Die, My Love is like peeking into someone’s brain when they’re on the brink of unraveling—and it’s wild. The story is set in rural France, where the unnamed narrator lives with her husband and baby. From the outside, it might seem idyllic: a quaint countryside, a cute baby, a partner who tries (and fails) to understand her. But inside? She’s suffocating.
The narrator wrestles with her roles as a wife and mother, which she seems to both crave and despise. She’s full of rage—at her husband, her child, the world—and it spills out in ways that are both terrifying and darkly poetic. There’s lust, violence, alienation, and this simmering question of whether she’s spiraling or whether the world is pushing her over the edge.
It’s not the kind of book that holds your hand or gives you neat answers. It’s messy, fragmented, and unrelenting—like the narrator herself. And honestly? That’s part of its brilliance.
What This Chick Thinks
I adored this book, but let me tell you, it’s not a cuddly read. Harwicz’s writing is sharp and jagged, like broken glass glinting in the sun. It cuts deep, but you can’t look away. The prose is almost stream-of-consciousness, with sentences that swirl and overlap, mimicking the chaos inside the narrator’s head. It reminded me a bit of Virginia Woolf, but Woolf with a raw, animalistic twist.

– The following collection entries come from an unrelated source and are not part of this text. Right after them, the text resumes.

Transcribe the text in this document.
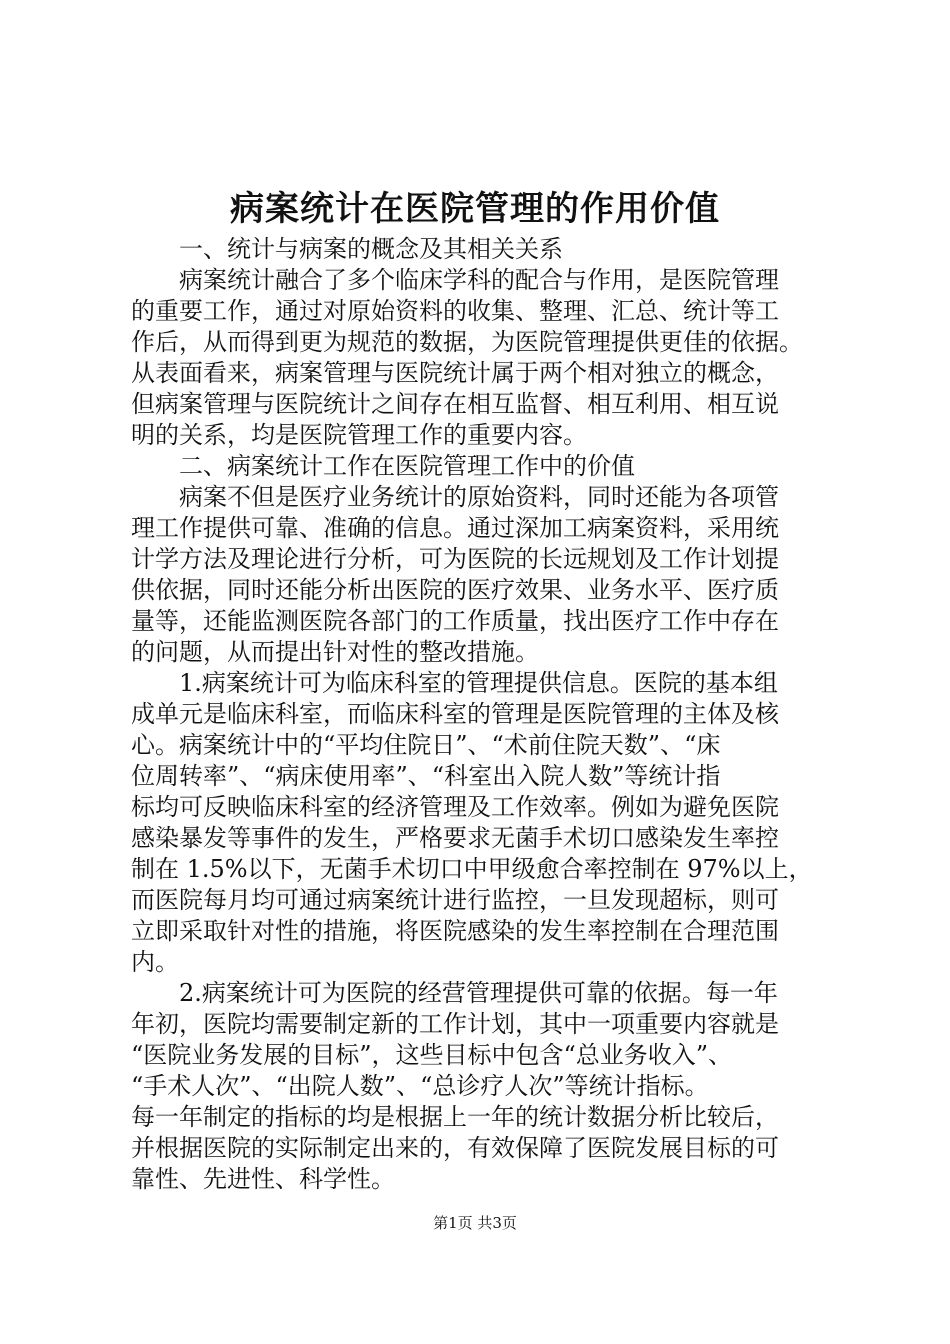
病案统计在医院管理的作用价值
一、统计与病案的概念及其相关关系
病案统计融合了多个临床学科的配合与作用，是医院管理
的重要工作，通过对原始资料的收集、整理、汇总、统计等工
作后，从而得到更为规范的数据，为医院管理提供更佳的依据。
从表面看来，病案管理与医院统计属于两个相对独立的概念，
但病案管理与医院统计之间存在相互监督、相互利用、相互说
明的关系，均是医院管理工作的重要内容。
二、病案统计工作在医院管理工作中的价值
病案不但是医疗业务统计的原始资料，同时还能为各项管
理工作提供可靠、准确的信息。通过深加工病案资料，采用统
计学方法及理论进行分析，可为医院的长远规划及工作计划提
供依据，同时还能分析出医院的医疗效果、业务水平、医疗质
量等，还能监测医院各部门的工作质量，找出医疗工作中存在
的问题，从而提出针对性的整改措施。
1.病案统计可为临床科室的管理提供信息。医院的基本组
成单元是临床科室，而临床科室的管理是医院管理的主体及核
心。病案统计中的“平均住院日”、“术前住院天数”、“床
位周转率”、“病床使用率”、“科室出入院人数”等统计指
标均可反映临床科室的经济管理及工作效率。例如为避免医院
感染暴发等事件的发生，严格要求无菌手术切口感染发生率控
制在 1.5%以下，无菌手术切口中甲级愈合率控制在 97%以上，
而医院每月均可通过病案统计进行监控，一旦发现超标，则可
立即采取针对性的措施，将医院感染的发生率控制在合理范围
内。
2.病案统计可为医院的经营管理提供可靠的依据。每一年
年初，医院均需要制定新的工作计划，其中一项重要内容就是
“医院业务发展的目标”，这些目标中包含“总业务收入”、
“手术人次”、“出院人数”、“总诊疗人次”等统计指标。
每一年制定的指标的均是根据上一年的统计数据分析比较后，
并根据医院的实际制定出来的，有效保障了医院发展目标的可
靠性、先进性、科学性。
第1页 共3页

What I loved most was how visceral it felt. Harwicz doesn’t just tell you the narrator is angry or trapped—you feel it in your bones. There were moments I had to put the book down and just breathe. The intensity is relentless, but it’s also what makes the book so unforgettable.
That said, this isn’t a book for everyone. If you need a clear plot or characters who are easy to root for, Die, My Love might drive you up the wall. But if you’re into stories that explore the darker corners of the human experience, this is your jam.

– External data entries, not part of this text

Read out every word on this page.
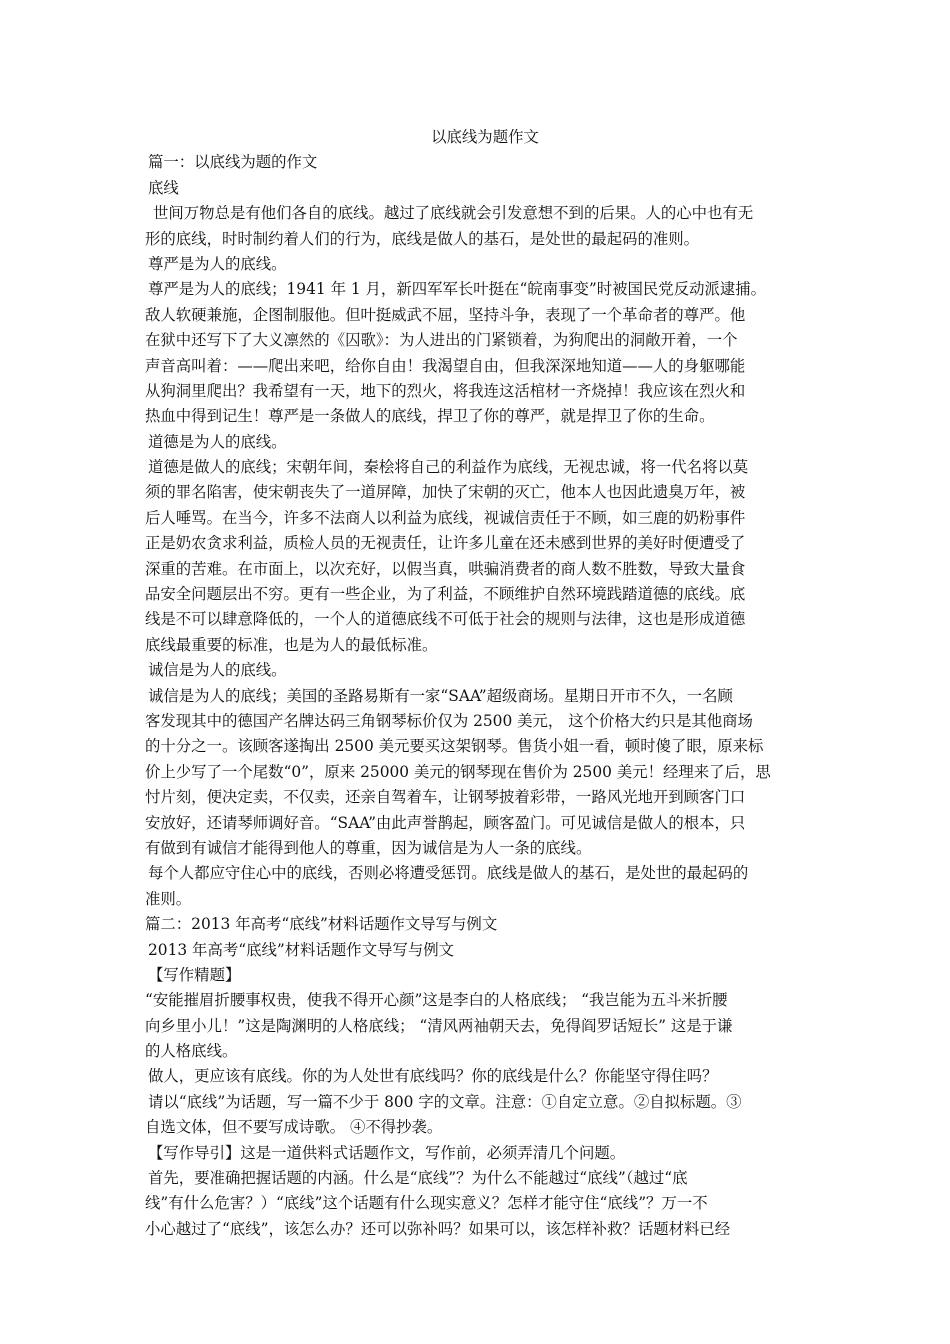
以底线为题作文
篇一：以底线为题的作文
底线
世间万物总是有他们各自的底线。越过了底线就会引发意想不到的后果。人的心中也有无
形的底线，时时制约着人们的行为，底线是做人的基石，是处世的最起码的准则。
尊严是为人的底线。
尊严是为人的底线；1941 年 1 月，新四军军长叶挺在“皖南事变”时被国民党反动派逮捕。
敌人软硬兼施，企图制服他。但叶挺威武不屈，坚持斗争，表现了一个革命者的尊严。他
在狱中还写下了大义凛然的《囚歌》：为人进出的门紧锁着，为狗爬出的洞敞开着，一个
声音高叫着：——爬出来吧，给你自由！我渴望自由，但我深深地知道——人的身躯哪能
从狗洞里爬出？我希望有一天，地下的烈火，将我连这活棺材一齐烧掉！我应该在烈火和
热血中得到记生！尊严是一条做人的底线，捍卫了你的尊严，就是捍卫了你的生命。
道德是为人的底线。
道德是做人的底线；宋朝年间，秦桧将自己的利益作为底线，无视忠诚，将一代名将以莫
须的罪名陷害，使宋朝丧失了一道屏障，加快了宋朝的灭亡，他本人也因此遗臭万年，被
后人唾骂。在当今，许多不法商人以利益为底线，视诚信责任于不顾，如三鹿的奶粉事件
正是奶农贪求利益，质检人员的无视责任，让许多儿童在还未感到世界的美好时便遭受了
深重的苦难。在市面上，以次充好，以假当真，哄骗消费者的商人数不胜数，导致大量食
品安全问题层出不穷。更有一些企业，为了利益，不顾维护自然环境践踏道德的底线。底
线是不可以肆意降低的，一个人的道德底线不可低于社会的规则与法律，这也是形成道德
底线最重要的标准，也是为人的最低标准。
诚信是为人的底线。
诚信是为人的底线；美国的圣路易斯有一家“SAA”超级商场。星期日开市不久，一名顾
客发现其中的德国产名牌达码三角钢琴标价仅为 2500 美元， 这个价格大约只是其他商场
的十分之一。该顾客遂掏出 2500 美元要买这架钢琴。售货小姐一看，顿时傻了眼，原来标
价上少写了一个尾数“0”，原来 25000 美元的钢琴现在售价为 2500 美元！经理来了后，思
忖片刻，便决定卖，不仅卖，还亲自驾着车，让钢琴披着彩带，一路风光地开到顾客门口
安放好，还请琴师调好音。“SAA”由此声誉鹊起，顾客盈门。可见诚信是做人的根本，只
有做到有诚信才能得到他人的尊重，因为诚信是为人一条的底线。
每个人都应守住心中的底线，否则必将遭受惩罚。底线是做人的基石，是处世的最起码的
准则。
篇二：2013 年高考“底线”材料话题作文导写与例文
2013 年高考“底线”材料话题作文导写与例文
【写作精题】
“安能摧眉折腰事权贵，使我不得开心颜”这是李白的人格底线； “我岂能为五斗米折腰
向乡里小儿！”这是陶渊明的人格底线； “清风两袖朝天去，免得阎罗话短长” 这是于谦
的人格底线。
做人，更应该有底线。你的为人处世有底线吗？你的底线是什么？你能坚守得住吗？
请以“底线”为话题，写一篇不少于 800 字的文章。注意：①自定立意。②自拟标题。③
自选文体，但不要写成诗歌。 ④不得抄袭。
【写作导引】这是一道供料式话题作文，写作前，必须弄清几个问题。
首先，要准确把握话题的内涵。什么是“底线”？为什么不能越过“底线”（越过“底
线”有什么危害？）“底线”这个话题有什么现实意义？怎样才能守住“底线”？万一不
小心越过了“底线”，该怎么办？还可以弥补吗？如果可以，该怎样补救？话题材料已经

I did find myself wanting just a little more context—why is the narrator so broken? But maybe that’s the point: sometimes there isn’t a clear reason, and that’s what makes it so terrifying.
Final Thoughts
If books were drinks, Die, My Love would be a shot of something strong and bitter—maybe tequila with a bite of lime. It’s not a book you sip and savor; it’s one you down in a rush, gasping as it burns on the way down. It’s intense, beautifully written, and uncomfortably real. Harwicz takes you into the abyss and makes you sit there, squirming, until you can’t look away.

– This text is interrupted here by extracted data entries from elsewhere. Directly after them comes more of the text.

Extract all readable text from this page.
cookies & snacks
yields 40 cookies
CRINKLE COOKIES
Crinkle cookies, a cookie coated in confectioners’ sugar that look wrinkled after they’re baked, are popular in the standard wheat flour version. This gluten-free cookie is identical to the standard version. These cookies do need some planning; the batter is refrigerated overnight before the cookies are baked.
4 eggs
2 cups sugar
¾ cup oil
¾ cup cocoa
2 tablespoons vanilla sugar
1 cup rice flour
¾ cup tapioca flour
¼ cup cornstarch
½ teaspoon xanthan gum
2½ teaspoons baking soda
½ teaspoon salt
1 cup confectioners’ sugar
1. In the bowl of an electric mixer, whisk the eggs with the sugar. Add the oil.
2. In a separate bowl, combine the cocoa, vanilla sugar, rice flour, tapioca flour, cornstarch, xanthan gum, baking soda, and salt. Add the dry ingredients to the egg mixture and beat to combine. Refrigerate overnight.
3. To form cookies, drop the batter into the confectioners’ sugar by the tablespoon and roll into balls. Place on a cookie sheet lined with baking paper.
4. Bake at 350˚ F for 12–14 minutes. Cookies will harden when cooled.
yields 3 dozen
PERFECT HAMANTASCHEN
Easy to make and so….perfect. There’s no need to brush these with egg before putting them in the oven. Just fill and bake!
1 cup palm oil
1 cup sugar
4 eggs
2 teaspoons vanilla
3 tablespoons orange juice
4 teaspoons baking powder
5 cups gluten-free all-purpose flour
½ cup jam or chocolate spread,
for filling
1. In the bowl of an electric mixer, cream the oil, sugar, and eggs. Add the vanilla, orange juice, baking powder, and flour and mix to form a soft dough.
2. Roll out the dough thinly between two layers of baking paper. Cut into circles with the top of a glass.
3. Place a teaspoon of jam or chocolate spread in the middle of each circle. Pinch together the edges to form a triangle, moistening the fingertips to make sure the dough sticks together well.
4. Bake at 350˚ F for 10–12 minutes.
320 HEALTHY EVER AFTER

Score: 9/10. A raw, haunting masterpiece that won’t be for everyone but hit me like a punch to the gut.
Try it if you like:
- The Vegetarian by Han Kang – For its dark, visceral exploration of a woman rebelling against societal expectations, with writing that’s just as haunting and spare.
- Blue Nights by Joan Didion – While less feral, Didion’s book captures the raw, unfiltered emotions of motherhood and loss in a way that feels just as personal and cutting.
- Dept. of Speculation by Jenny Offill – A fragmented, poetic dive into the inner life of a woman navigating marriage and motherhood, with a similar mix of beauty and brutality.